The only milk then to be bought was what came up from Interlaken, and even that we could not buy direct, since the man who sold it did not go on his rounds so far as our house. The baker took in a liter for us and we sent for it in the afternoon, and it was often sour and always pale and watery.

The admixture of water was not entirely unknown in our Alpine milk, for Frater one day came upon a milk-bearer cheerfully filling up his vessel from a mountain brook. Perhaps he had stumbled and spilt some, or perhaps he had been thirsty and drunk some, and of course he had a precise and definite quantity to deliver. I will not believe he had sold any on the side. It would not be in character. And I do not believe it could have happened often, or the milk would not have been so good.

For the benefit of intending housekeepers in the Oberland, I would say that marketing, when one has learned the ropes, is an easy matter, if the family is blessed with good appetites and is contented with simple fare and small variety. In meat there was always veal and pork to be had, beef and mutton only occasionally. When we wanted poultry we had to send to Interlaken for it, and the price was appalling, thirteen francs for a pair of small chickens hardly enough for a meal.

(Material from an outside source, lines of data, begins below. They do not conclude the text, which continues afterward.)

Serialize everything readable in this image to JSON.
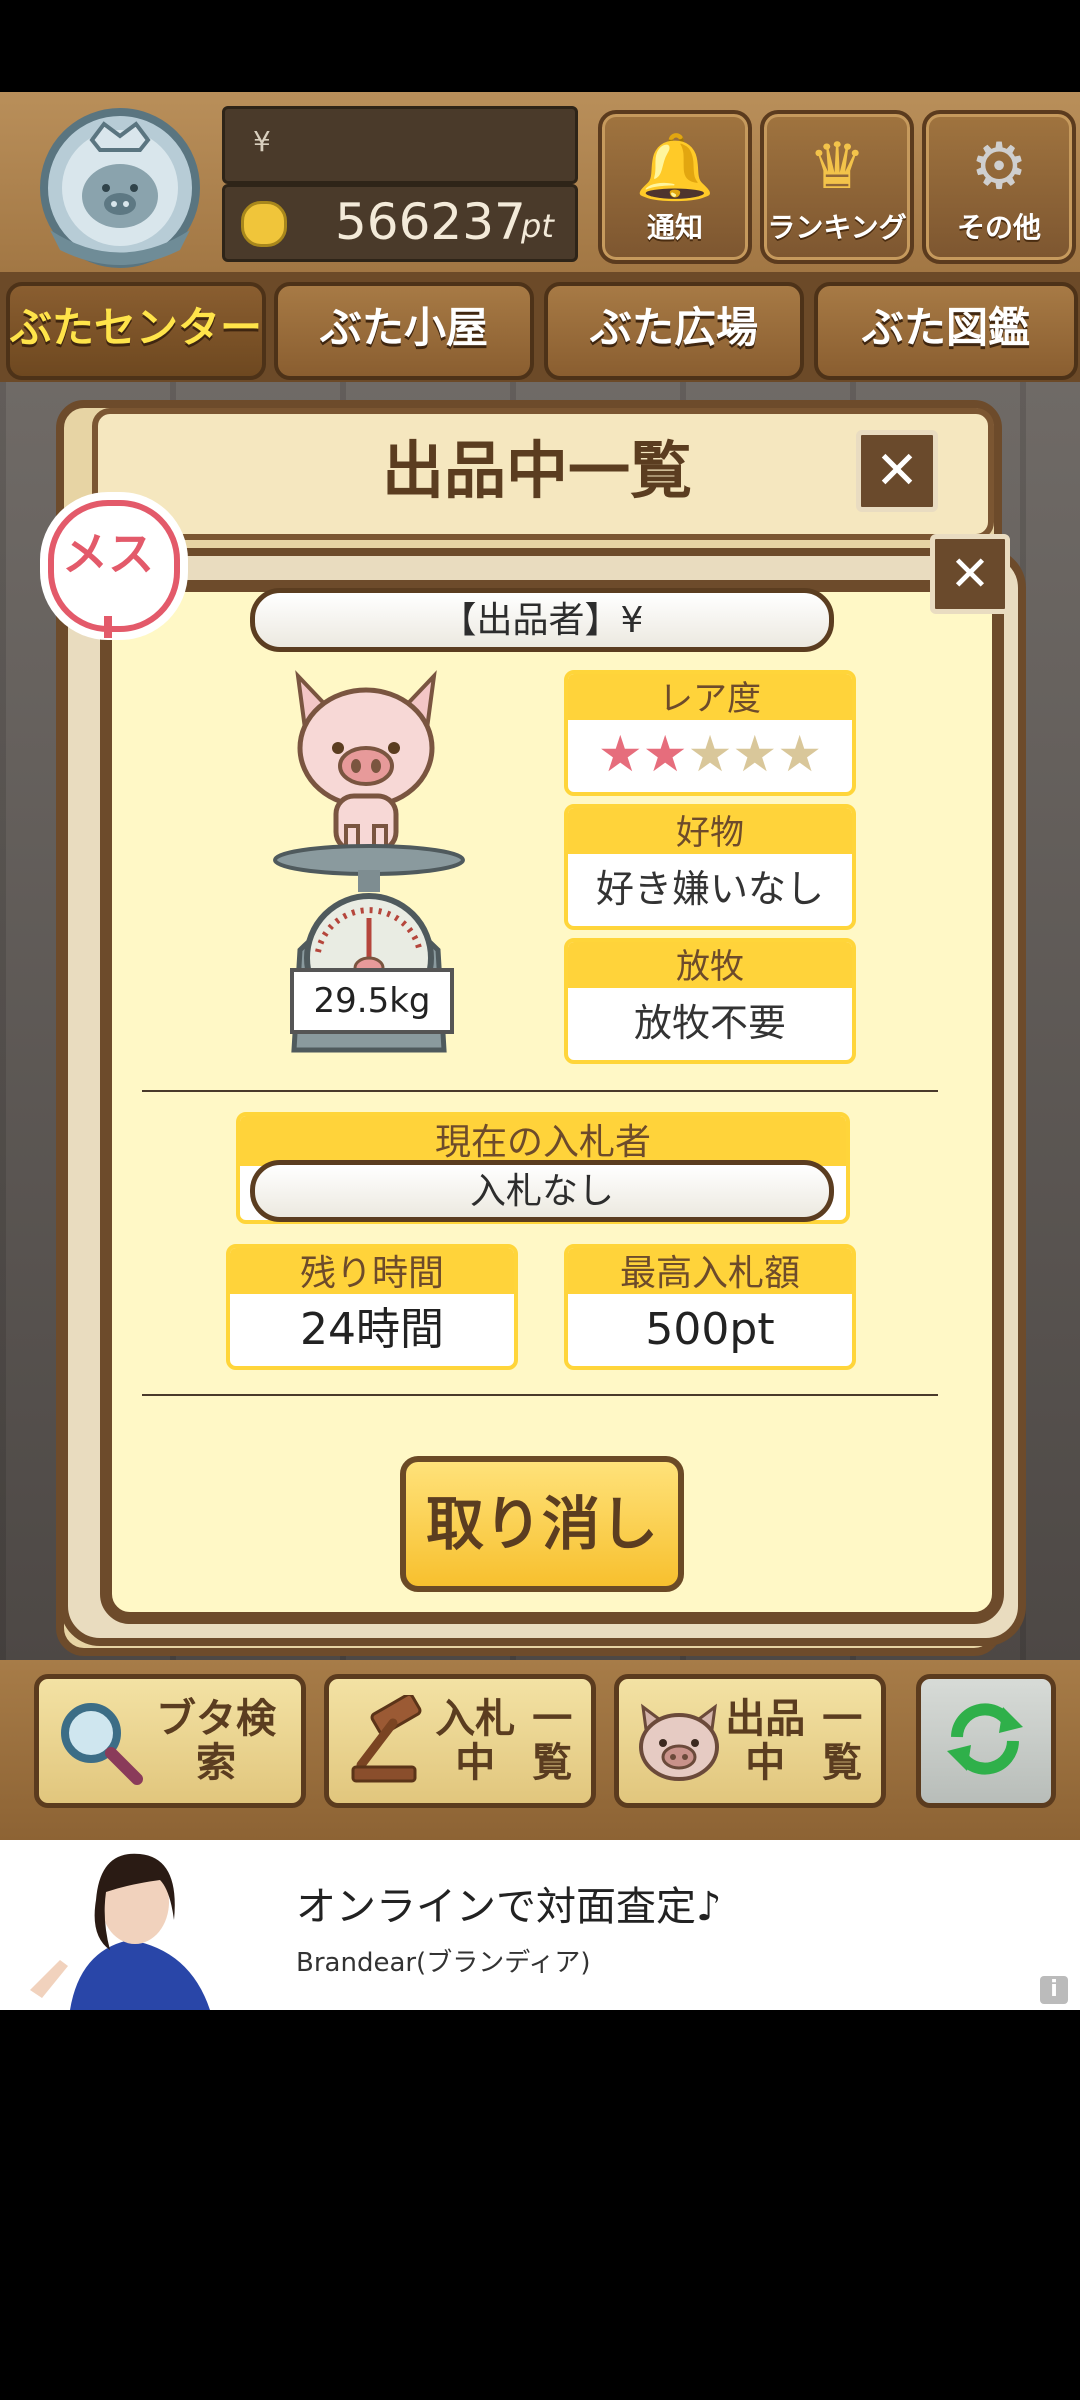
{
  "header": {
    "currency_symbol": "¥",
    "points": "566237",
    "points_unit": "pt",
    "buttons": [
      {
        "label": "通知",
        "icon": "bell-icon"
      },
      {
        "label": "ランキング",
        "icon": "crown-icon"
      },
      {
        "label": "その他",
        "icon": "gear-icon"
      }
    ]
  },
  "nav": {
    "tabs": [
      "ぶたセンター",
      "ぶた小屋",
      "ぶた広場",
      "ぶた図鑑"
    ],
    "active_index": 0
  },
  "panel": {
    "title": "出品中一覧",
    "close_symbol": "✕"
  },
  "card": {
    "gender_label": "メス",
    "seller_label": "【出品者】¥",
    "weight": "29.5kg",
    "rarity": {
      "label": "レア度",
      "stars_on": 2,
      "stars_total": 5,
      "star_char": "★"
    },
    "favorite": {
      "label": "好物",
      "value": "好き嫌いなし"
    },
    "grazing": {
      "label": "放牧",
      "value": "放牧不要"
    },
    "current_bidder": {
      "label": "現在の入札者",
      "value": "入札なし"
    },
    "time_left": {
      "label": "残り時間",
      "value": "24時間"
    },
    "highest_bid": {
      "label": "最高入札額",
      "value": "500pt"
    },
    "cancel_label": "取り消し",
    "close_symbol": "✕"
  },
  "toolbar": {
    "search_label": "ブタ検索",
    "bidding_label_1": "入札中",
    "bidding_label_2": "一覧",
    "listing_label_1": "出品中",
    "listing_label_2": "一覧"
  },
  "ad": {
    "title": "オンラインで対面査定♪",
    "brand": "Brandear(ブランディア)",
    "info": "i"
  },
  "colors": {
    "accent_yellow": "#ffd33a",
    "wood_dark": "#6d4b2b",
    "card_bg": "#fff8c6",
    "star_on": "#e66d7c",
    "gender_pink": "#e35a6a"
  }
}
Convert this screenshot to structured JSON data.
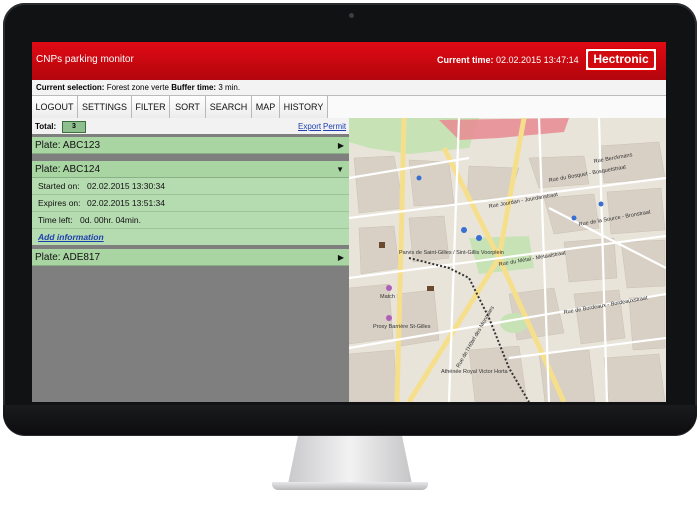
{
  "header": {
    "title": "CNPs parking monitor",
    "current_time_label": "Current time:",
    "current_time": "02.02.2015 13:47:14",
    "logo_text": "Hectronic"
  },
  "selection": {
    "label": "Current selection:",
    "value": "Forest zone verte",
    "buffer_label": "Buffer time:",
    "buffer_value": "3 min."
  },
  "toolbar": [
    "LOGOUT",
    "SETTINGS",
    "FILTER",
    "SORT",
    "SEARCH",
    "MAP",
    "HISTORY"
  ],
  "list": {
    "total_label": "Total:",
    "total_value": "3",
    "export_link": "Export",
    "permit_link": "Permit",
    "plates": [
      {
        "label": "Plate:  ABC123",
        "expanded": false
      },
      {
        "label": "Plate:  ABC124",
        "expanded": true
      },
      {
        "label": "Plate:  ADE817",
        "expanded": false
      }
    ],
    "details": {
      "started_label": "Started on:",
      "started_value": "02.02.2015 13:30:34",
      "expires_label": "Expires on:",
      "expires_value": "02.02.2015 13:51:34",
      "timeleft_label": "Time left:",
      "timeleft_value": "0d. 00hr. 04min.",
      "add_info": "Add information"
    },
    "arrow_collapsed": "▶",
    "arrow_expanded": "▼"
  },
  "map": {
    "labels": {
      "parvis": "Parvis de Saint-Gilles / Sint-Gillis Voorplein",
      "match": "Match",
      "proxy": "Proxy Barrière St-Gilles",
      "athenee": "Athénée Royal Victor Horta",
      "bosquet": "Rue du Bosquet - Bosquetstraat",
      "metal": "Rue du Métal - Metaalstraat",
      "bordeaux": "Rue de Bordeaux - Bordeauxstraat",
      "source": "Rue de la Source - Bronstraat",
      "berckmans": "Rue Berckmans",
      "hotel_des_monnaies": "Rue de l'Hôtel des Monnaies",
      "jourdan": "Rue Jourdan - Jourdanstraat",
      "bronstraat": "Rue de la Source"
    },
    "colors": {
      "bg": "#e9e4da",
      "block": "#d6cfc4",
      "park": "#c7e3b5",
      "major_road": "#f6df8c",
      "tram": "#222222",
      "water_red": "#e88b92"
    }
  }
}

Nearly everybody owned a few chickens, but they would not sell them, and eggs were often hard to get. As for fresh vegetables and fruit, we were wholly dependent on a rascally Italian who kept a fruit shop for tourists near the station and charged tourist prices for inferior articles. The only time he ever gave us good value was toward the end of the season when Antonio happened to address him in Italian, and he and his wife glowed all over and heaped up the grapes in the bag. But that did not prevent them from palming off a collection of absolutely rotten pears on my poor unsuspecting cook the next day! No fruit is grown in the valley except a few late apples on the road down to Interlaken, and the little wild strawberries that come up for themselves in June, no vegetables except cabbages and carrots and the like, which each family toilfully raises for its own use and cannot be induced to sell. The Frau Secundärlehrer had some lettuce which she generously invited us to help ourselves to as long as it lasted, but she would not sell it. One hardly realizes that it is summer, for one has to depend so much on canned things. One learns to eat a lot of the local cheese, which is always good. And I must not forget the honey. It is the invariable accompaniment of the Swiss breakfast, which consists for the rest of rolls and butter, coffee and milk. When the bees have gathered their honey from the wild flowers on the Alpine meadows, the flavor is complexly delicious. One soon learns to despise the insipid lowland product.

I must not forget the salt, nor the long morning spent in hunting for that useful staple. I ordered it the first day from our basement grocery. It didn’t come, and I repeated the order. I was told the Frau had none. I supposed she was just out of it and asked Belle Soeur, who was going into the village, to get some at any grocer’s. She went dutifully to every grocer in the village and grew more and more puzzled at being everywhere told they didn’t keep it. She knew the Swiss used the condiment, for she had been eating it. She inquired and was told to go to the post-office. This sounded so perfectly foolish that she paid no attention to it and inquired elsewhere. She received the same answer. After she had been told three times to go the post-office, she went there, feeling distinctly idiotic as she asked the old man behind the stamp window if he sold salt. To her astonishment, the reply was affirmative. Salt, it appears, is a government monopoly in Switzerland, and, in Grindelwald at least, the postmaster had the exclusive right to sell it. In time it became perfectly natural to say, “Give me five postage stamps and a kilo of salt,” but it required practice.